これはSAMRモデル*3のRedefinition(再定義)から取りました。今までの置き換えではなく、違う価値、新しい価値に転換していこう、教えることも学ぶことも再定義されていくべきだという思いが込められています。
みんなが真似したくなるような、それでみんなが豊かになっていくようなシステムが作れたらと思っています。私がここでうまくいったら、どんどん真似してほしいです。もしそうなったら、私がやる意味もなくなって手を引くかもしれませんが。

日本語教師を目指す人へ

日本語教育って型にはまったものではありません。講座や先輩に教わったことも、それがすべてではないかもしれない。だからいろいろなところに行って、いろいろな人とつながってみてください。

取材を終えて

興味を持ったことはすぐ実行してみるという素晴らしい行動力とスピード感の持ち主「あひるせんせー」。日本語教師になるまでの経歴もユニークなものでした。別の業界にいたからこそ見える日本語業界の矛盾点をあぶりだしてくれる貴重な存在でもあります。これから新たに日本語教育の世界に足を踏み入れようとしている方へのエールとなればうれしいです。

取材・執筆/仲山淳子

流通業界で働いた後、日本語教師となって約30年。5年前よりフリーランス教師として活動。

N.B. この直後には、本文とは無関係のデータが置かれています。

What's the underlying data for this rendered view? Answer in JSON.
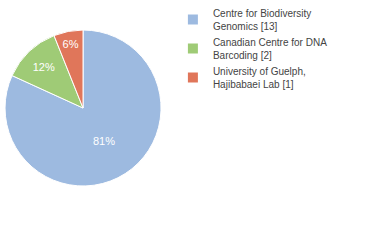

*1:日本語教育振興協会の略。年1回「日本語学校教育研究大会」を行っている。

*2:「インストラクショナル・デザイン」について、令和元年度の日本語教育能力検定試験にも出題された。

*3:Puentedura博士が考案した考え方。ICTを授業等で活用する場合に、そのテクノロジーが授業にどのような影響を与えるのかを示す尺度となるもの。段階としては下からSubstitution(代替)、Augmentation(拡大)、Modification(変更)、Redefinition(再定義)となる。